« Un grand moment de littérature »
Recension de Fils de voleur de Manuel Rojas par Ernest London sur le site de la Bibliothèque Farenhehit 451.
En racontant les jeunes années d’Aniceto Hevia, l’écrivain chilien Manuel Rojas livre ses souvenirs d’enfance : sa famille en perpétuel déménagement pour suivre les activités professionnelles du père, voleur renommé, puis la soudaine dislocation de celle-ci et son errance, alors qu’il est encore à peine un adolescent, entre l’Argentine et le Chili. « S'est ainsi que je partis à l'aventure, avec pour tout bagage une mère morte, un père en prison et trois frères disparus ; c'était beaucoup pour quelqu'un d'aussi jeune, mais d'autres enfants étaient peut être encore plus à plaindre. »
Sans soucis de chronologie, les épisodes remontent à la surface et s’enchaînent, reviennent sur eux-mêmes, s’attardent parfois plus sur les rencontres, personnages « qui résistent encore, avec des fortunes diverses, à la journée du huit heures, à la rationalisation du travail et à toutes les règles de transit international », que sur le narrateur. « C'est une longue et confuse histoire. Tout est de ma faute : je n'ai jamais su avancer pas à pas. Ma mémoire saute d'un fait à l’autre, se saisissant de ceux qui apparaissent de prime abord, revenant sur ses pas lorsque les autres, plus paresseux ou plus denses, remontent à leur tour des profondeurs du passé. »

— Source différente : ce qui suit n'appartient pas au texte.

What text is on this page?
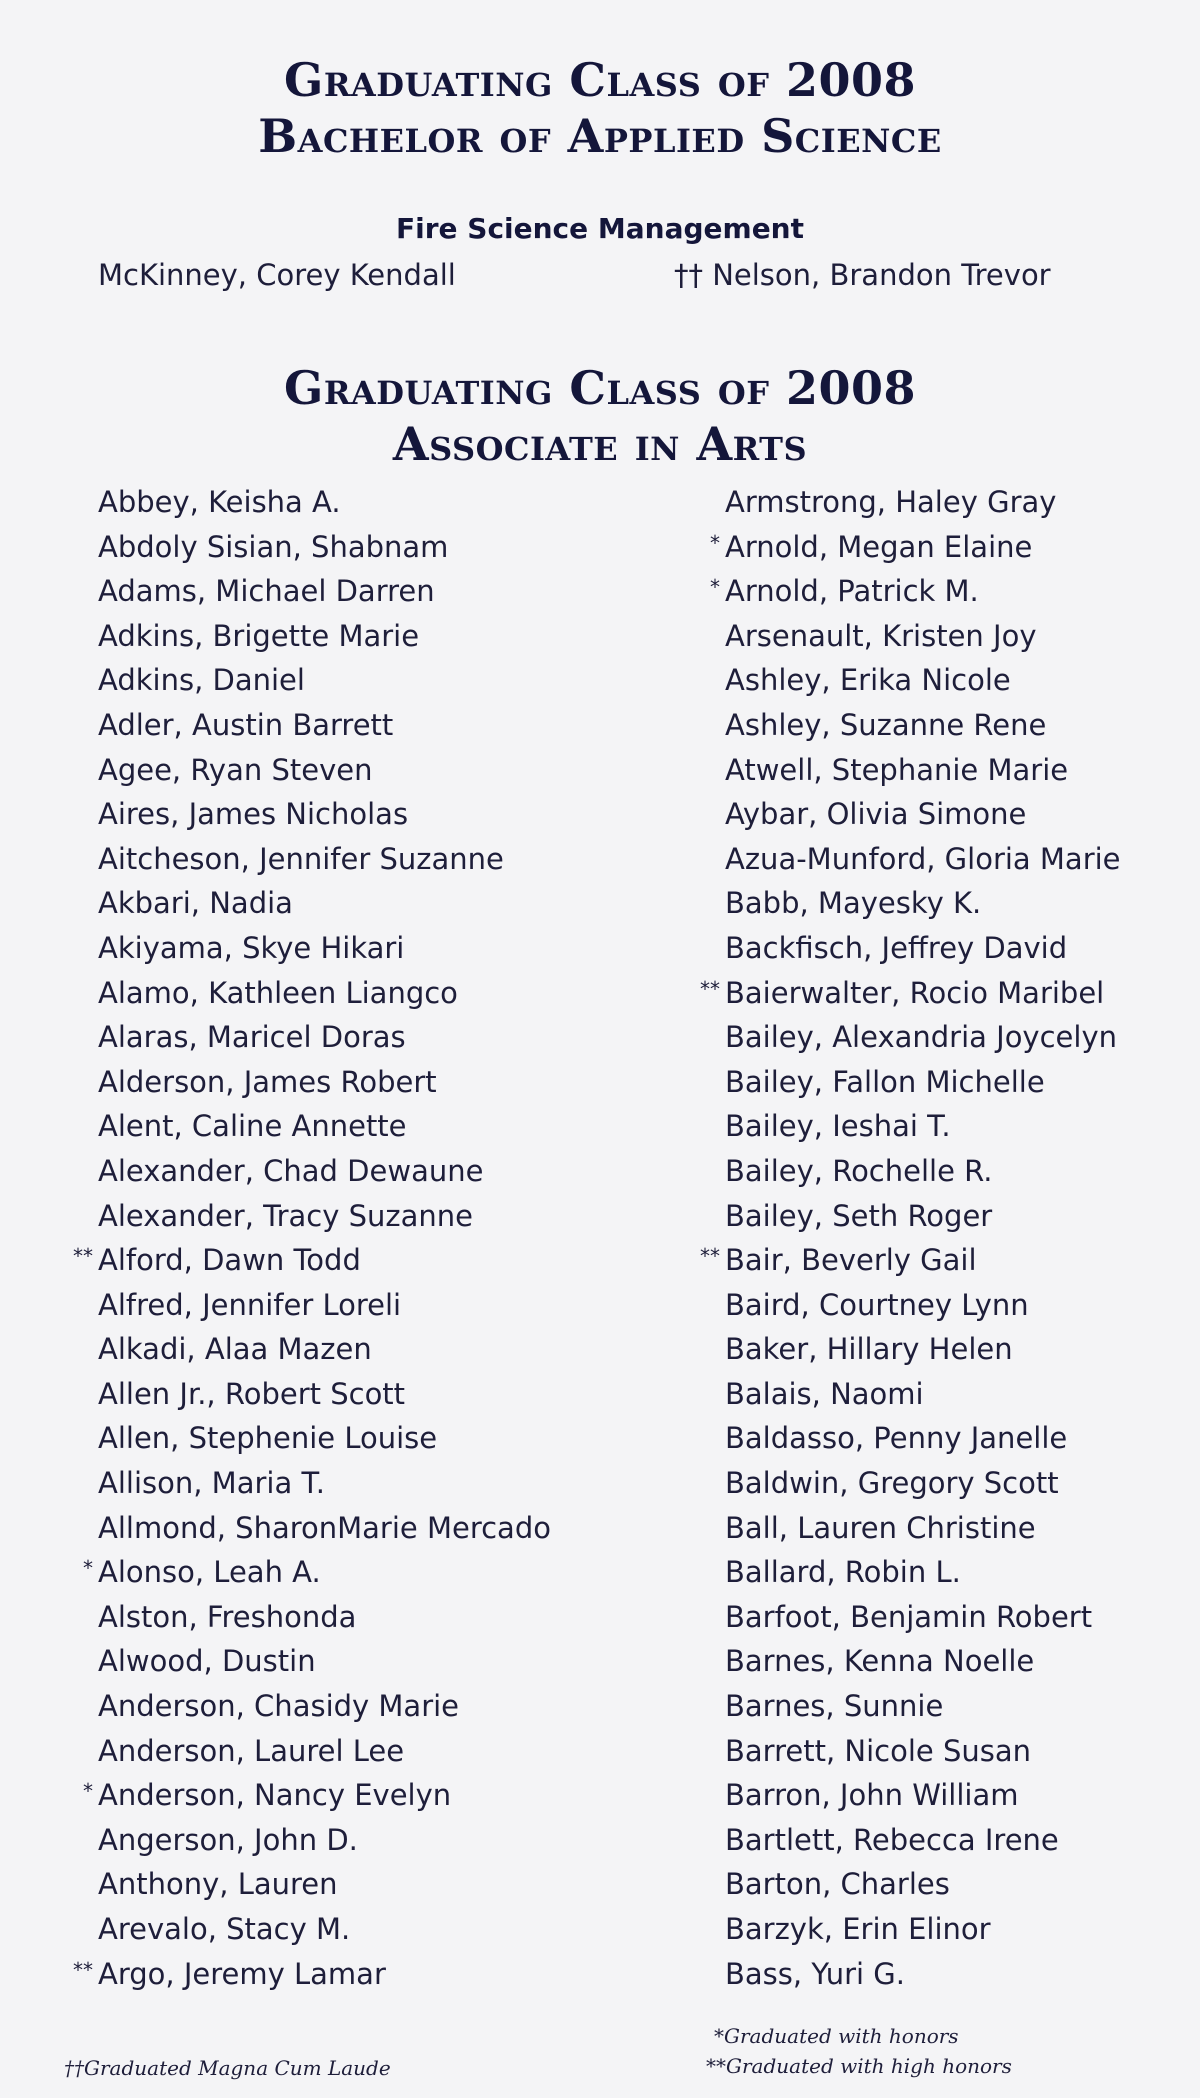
Graduating Class of 2008
Bachelor of Applied Science
Fire Science Management
McKinney, Corey Kendall	†† Nelson, Brandon Trevor
Graduating Class of 2008
Associate in Arts
Abbey, Keisha A.
Abdoly Sisian, Shabnam
Adams, Michael Darren
Adkins, Brigette Marie
Adkins, Daniel
Adler, Austin Barrett
Agee, Ryan Steven
Aires, James Nicholas
Aitcheson, Jennifer Suzanne
Akbari, Nadia
Akiyama, Skye Hikari
Alamo, Kathleen Liangco
Alaras, Maricel Doras
Alderson, James Robert
Alent, Caline Annette
Alexander, Chad Dewaune
Alexander, Tracy Suzanne
** Alford, Dawn Todd
Alfred, Jennifer Loreli
Alkadi, Alaa Mazen
Allen Jr., Robert Scott
Allen, Stephenie Louise
Allison, Maria T.
Allmond, SharonMarie Mercado
* Alonso, Leah A.
Alston, Freshonda
Alwood, Dustin
Anderson, Chasidy Marie
Anderson, Laurel Lee
* Anderson, Nancy Evelyn
Angerson, John D.
Anthony, Lauren
Arevalo, Stacy M.
** Argo, Jeremy Lamar
Armstrong, Haley Gray
* Arnold, Megan Elaine
* Arnold, Patrick M.
Arsenault, Kristen Joy
Ashley, Erika Nicole
Ashley, Suzanne Rene
Atwell, Stephanie Marie
Aybar, Olivia Simone
Azua-Munford, Gloria Marie
Babb, Mayesky K.
Backfisch, Jeffrey David
** Baierwalter, Rocio Maribel
Bailey, Alexandria Joycelyn
Bailey, Fallon Michelle
Bailey, Ieshai T.
Bailey, Rochelle R.
Bailey, Seth Roger
** Bair, Beverly Gail
Baird, Courtney Lynn
Baker, Hillary Helen
Balais, Naomi
Baldasso, Penny Janelle
Baldwin, Gregory Scott
Ball, Lauren Christine
Ballard, Robin L.
Barfoot, Benjamin Robert
Barnes, Kenna Noelle
Barnes, Sunnie
Barrett, Nicole Susan
Barron, John William
Bartlett, Rebecca Irene
Barton, Charles
Barzyk, Erin Elinor
Bass, Yuri G.
††Graduated Magna Cum Laude
*Graduated with honors
**Graduated with high honors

Après une période de relatif confort au sein de sa « tribu », mais pendant laquelle l’errance déjà domine, encore gamin, il doit soudain travailler pour survivre : « transformé en esclave, affamé, sale et furieux, je compris qu'il existait quelque chose de pire que de perdre sa mère ou d’avoir son père en train de purger une peine à Sierra Chica ou à Ushuaïa : être sous la coupe de quelqu’un qui, sans droit ni nécessité, vous traite à coup de pieds dans le cul ». Tour à tour ramasseur de maïs, aide-menuisier, manœuvre, apprenti mécanicien, peintre en bâtiment, il contracte une pneumonie à force de coucher dehors. Sans attache et dans un état de dénuement des plus complets, il gagne une relative liberté. « Avez-vous essayé d'imaginer ce qui se produisit lorsque l'homme découvrit que l'on pouvait faire cuire les aliments et manger chaud ? Il signa sa sentence d'esclavage éternel. Finie la vie au grand air, les voyages, l'espace, la liberté. » « La rue nous appartient, et la ville, et la mer. Parfois, lorsqu'on n’a rien, on a l'impression de tout avoir : l'espace, l’air, le ciel, l’eau, la lumière, et surtout le temps, le temps qui donne l'impression de tout avoir. Celui qui ne possède pas le temps ne possède rien, l'homme pressé ne profite de rien, il n'a que sa hâte. Ne te presse pas, marche doucement et sens, et si tu ne veux pas marcher, étends-toi sur le sol, regarde et sens. Ne pense à rien, oublie ce que tu dois faire, que le patron t’attend, que le vendeur doit venir te voir, qu’il te faut prendre ce tramway. »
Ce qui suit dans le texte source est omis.